Dr Ragbir Bhathal from the School of Computing, Mathematics and Engineering at WSU said western Sydney was missing somewhere people can go to engage with science.

“Building such a centre in western Sydney would have tremendous benefits not only for students but also for the public awareness of science and Australia’s future prosperity.”

The science centre will complement the high-tech industries that will emerge around the future western Sydney airport over the coming years, including the Sydney Science Park at Luddenham.

As part of that ‘innovation corridor’, the science centre will be based on models such as the Exploratorium in San Francisco and could attract up to 180,000 visitors per year.

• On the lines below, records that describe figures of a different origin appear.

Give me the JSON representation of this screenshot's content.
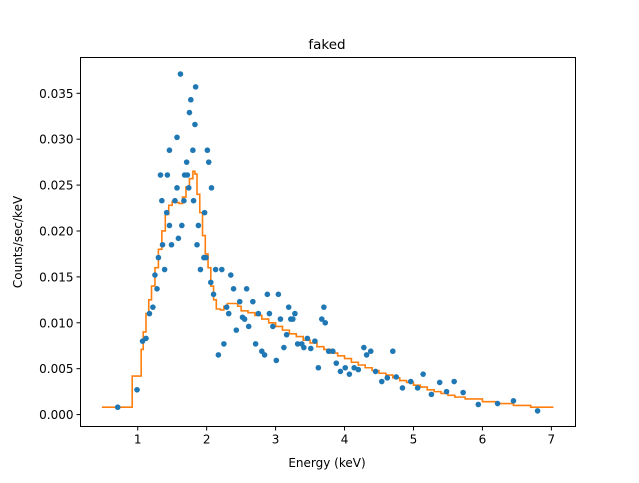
{
  "chart_data": {
    "type": "scatter",
    "title": "faked",
    "xlabel": "Energy (keV)",
    "ylabel": "Counts/sec/keV",
    "xlim": [
      0.17,
      7.35
    ],
    "ylim": [
      -0.0013,
      0.0389
    ],
    "xticks": [
      1,
      2,
      3,
      4,
      5,
      6,
      7
    ],
    "xtick_labels": [
      "1",
      "2",
      "3",
      "4",
      "5",
      "6",
      "7"
    ],
    "yticks": [
      0,
      0.005,
      0.01,
      0.015,
      0.02,
      0.025,
      0.03,
      0.035
    ],
    "ytick_labels": [
      "0.000",
      "0.005",
      "0.010",
      "0.015",
      "0.020",
      "0.025",
      "0.030",
      "0.035"
    ],
    "grid": false,
    "colors": {
      "data": "#1f77b4",
      "model": "#ff7f0e"
    },
    "data_points": [
      [
        0.71,
        0.0008
      ],
      [
        0.99,
        0.0027
      ],
      [
        1.07,
        0.008
      ],
      [
        1.12,
        0.0083
      ],
      [
        1.17,
        0.011
      ],
      [
        1.22,
        0.0117
      ],
      [
        1.25,
        0.0152
      ],
      [
        1.28,
        0.0137
      ],
      [
        1.3,
        0.0171
      ],
      [
        1.36,
        0.0185
      ],
      [
        1.39,
        0.0158
      ],
      [
        1.35,
        0.0233
      ],
      [
        1.33,
        0.0261
      ],
      [
        1.43,
        0.0261
      ],
      [
        1.42,
        0.022
      ],
      [
        1.46,
        0.0206
      ],
      [
        1.49,
        0.0185
      ],
      [
        1.54,
        0.0233
      ],
      [
        1.57,
        0.0247
      ],
      [
        1.57,
        0.0302
      ],
      [
        1.46,
        0.0288
      ],
      [
        1.59,
        0.0192
      ],
      [
        1.64,
        0.0206
      ],
      [
        1.62,
        0.0371
      ],
      [
        1.67,
        0.0233
      ],
      [
        1.68,
        0.0261
      ],
      [
        1.71,
        0.0275
      ],
      [
        1.72,
        0.0261
      ],
      [
        1.74,
        0.0247
      ],
      [
        1.75,
        0.0329
      ],
      [
        1.77,
        0.0343
      ],
      [
        1.8,
        0.0288
      ],
      [
        1.81,
        0.0233
      ],
      [
        1.83,
        0.0316
      ],
      [
        1.84,
        0.0357
      ],
      [
        1.86,
        0.0185
      ],
      [
        1.88,
        0.0206
      ],
      [
        1.91,
        0.0158
      ],
      [
        1.96,
        0.0171
      ],
      [
        1.99,
        0.0171
      ],
      [
        1.97,
        0.022
      ],
      [
        2.01,
        0.0288
      ],
      [
        2.03,
        0.0275
      ],
      [
        2.06,
        0.0144
      ],
      [
        2.07,
        0.0247
      ],
      [
        2.1,
        0.0131
      ],
      [
        2.13,
        0.0158
      ],
      [
        2.17,
        0.0065
      ],
      [
        2.22,
        0.0158
      ],
      [
        2.25,
        0.0077
      ],
      [
        2.29,
        0.0117
      ],
      [
        2.32,
        0.011
      ],
      [
        2.35,
        0.0152
      ],
      [
        2.39,
        0.0137
      ],
      [
        2.43,
        0.0092
      ],
      [
        2.48,
        0.0123
      ],
      [
        2.52,
        0.0106
      ],
      [
        2.55,
        0.0104
      ],
      [
        2.58,
        0.0137
      ],
      [
        2.61,
        0.0096
      ],
      [
        2.67,
        0.0123
      ],
      [
        2.71,
        0.0077
      ],
      [
        2.75,
        0.011
      ],
      [
        2.8,
        0.0069
      ],
      [
        2.84,
        0.0065
      ],
      [
        2.88,
        0.0131
      ],
      [
        2.91,
        0.011
      ],
      [
        2.96,
        0.0096
      ],
      [
        3.01,
        0.0059
      ],
      [
        3.04,
        0.0131
      ],
      [
        3.07,
        0.0104
      ],
      [
        3.12,
        0.0073
      ],
      [
        3.16,
        0.0087
      ],
      [
        3.19,
        0.0117
      ],
      [
        3.22,
        0.0104
      ],
      [
        3.25,
        0.0104
      ],
      [
        3.28,
        0.011
      ],
      [
        3.32,
        0.0077
      ],
      [
        3.38,
        0.0077
      ],
      [
        3.41,
        0.0073
      ],
      [
        3.46,
        0.0083
      ],
      [
        3.51,
        0.0072
      ],
      [
        3.57,
        0.008
      ],
      [
        3.62,
        0.0051
      ],
      [
        3.67,
        0.0104
      ],
      [
        3.7,
        0.0117
      ],
      [
        3.72,
        0.01
      ],
      [
        3.77,
        0.0069
      ],
      [
        3.83,
        0.0069
      ],
      [
        3.88,
        0.0056
      ],
      [
        3.94,
        0.0047
      ],
      [
        4.01,
        0.0051
      ],
      [
        4.07,
        0.0044
      ],
      [
        4.14,
        0.0051
      ],
      [
        4.2,
        0.0049
      ],
      [
        4.28,
        0.0073
      ],
      [
        4.32,
        0.0065
      ],
      [
        4.38,
        0.0069
      ],
      [
        4.45,
        0.0047
      ],
      [
        4.54,
        0.0036
      ],
      [
        4.62,
        0.004
      ],
      [
        4.7,
        0.0069
      ],
      [
        4.75,
        0.0041
      ],
      [
        4.84,
        0.0029
      ],
      [
        4.96,
        0.0036
      ],
      [
        5.06,
        0.0029
      ],
      [
        5.14,
        0.0044
      ],
      [
        5.26,
        0.0022
      ],
      [
        5.38,
        0.0035
      ],
      [
        5.48,
        0.0025
      ],
      [
        5.59,
        0.0036
      ],
      [
        5.72,
        0.0024
      ],
      [
        5.94,
        0.0011
      ],
      [
        6.22,
        0.0012
      ],
      [
        6.45,
        0.0015
      ],
      [
        6.8,
        0.0004
      ]
    ],
    "model_step": [
      [
        0.48,
        0.0008
      ],
      [
        0.92,
        0.0042
      ],
      [
        1.05,
        0.0071
      ],
      [
        1.08,
        0.009
      ],
      [
        1.12,
        0.011
      ],
      [
        1.16,
        0.0125
      ],
      [
        1.2,
        0.014
      ],
      [
        1.25,
        0.016
      ],
      [
        1.3,
        0.018
      ],
      [
        1.35,
        0.02
      ],
      [
        1.4,
        0.0218
      ],
      [
        1.45,
        0.0228
      ],
      [
        1.5,
        0.0232
      ],
      [
        1.55,
        0.0231
      ],
      [
        1.6,
        0.023
      ],
      [
        1.65,
        0.0237
      ],
      [
        1.7,
        0.0248
      ],
      [
        1.75,
        0.0257
      ],
      [
        1.8,
        0.0265
      ],
      [
        1.83,
        0.0262
      ],
      [
        1.86,
        0.024
      ],
      [
        1.9,
        0.022
      ],
      [
        1.94,
        0.0195
      ],
      [
        1.98,
        0.0175
      ],
      [
        2.02,
        0.016
      ],
      [
        2.06,
        0.014
      ],
      [
        2.1,
        0.0125
      ],
      [
        2.14,
        0.0115
      ],
      [
        2.2,
        0.0114
      ],
      [
        2.25,
        0.0118
      ],
      [
        2.3,
        0.0121
      ],
      [
        2.4,
        0.0121
      ],
      [
        2.45,
        0.0118
      ],
      [
        2.5,
        0.0113
      ],
      [
        2.6,
        0.0111
      ],
      [
        2.7,
        0.0108
      ],
      [
        2.8,
        0.0104
      ],
      [
        2.9,
        0.01
      ],
      [
        3.0,
        0.0096
      ],
      [
        3.1,
        0.0092
      ],
      [
        3.2,
        0.0088
      ],
      [
        3.3,
        0.0085
      ],
      [
        3.4,
        0.0081
      ],
      [
        3.5,
        0.0078
      ],
      [
        3.6,
        0.0074
      ],
      [
        3.7,
        0.0071
      ],
      [
        3.8,
        0.0067
      ],
      [
        3.9,
        0.0064
      ],
      [
        4.0,
        0.0061
      ],
      [
        4.1,
        0.0057
      ],
      [
        4.2,
        0.0054
      ],
      [
        4.3,
        0.0051
      ],
      [
        4.4,
        0.0048
      ],
      [
        4.5,
        0.0045
      ],
      [
        4.6,
        0.0043
      ],
      [
        4.7,
        0.004
      ],
      [
        4.8,
        0.0037
      ],
      [
        4.9,
        0.0035
      ],
      [
        5.0,
        0.0032
      ],
      [
        5.1,
        0.003
      ],
      [
        5.2,
        0.0027
      ],
      [
        5.3,
        0.0025
      ],
      [
        5.4,
        0.0023
      ],
      [
        5.5,
        0.0021
      ],
      [
        5.6,
        0.0019
      ],
      [
        5.75,
        0.0017
      ],
      [
        6.0,
        0.0014
      ],
      [
        6.2,
        0.0012
      ],
      [
        6.45,
        0.001
      ],
      [
        6.7,
        0.0008
      ],
      [
        7.03,
        0.0008
      ]
    ]
  }
}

Dr Bhathal noted the “serious decline” in Year 12 students studying biology, chemistry, physics and mathematics, and said a science centre will entice more young people to pursue careers in these fields.

“A science centre in western Sydney will be of immense value to science teachers in exposing their students to the latest developments in science and engineering,” he said.

Dr Andy Marks, Assistant Vice- Chancellor, Strategy and Projects, said WSU has contributed the $30 million building, but is yet to secure the further $23.6 million needed from the Government.

“We have the building here and it’s waiting to be refurbished and adapted to be a technology rich science centre, but we need just over $23 million to do that,” he said.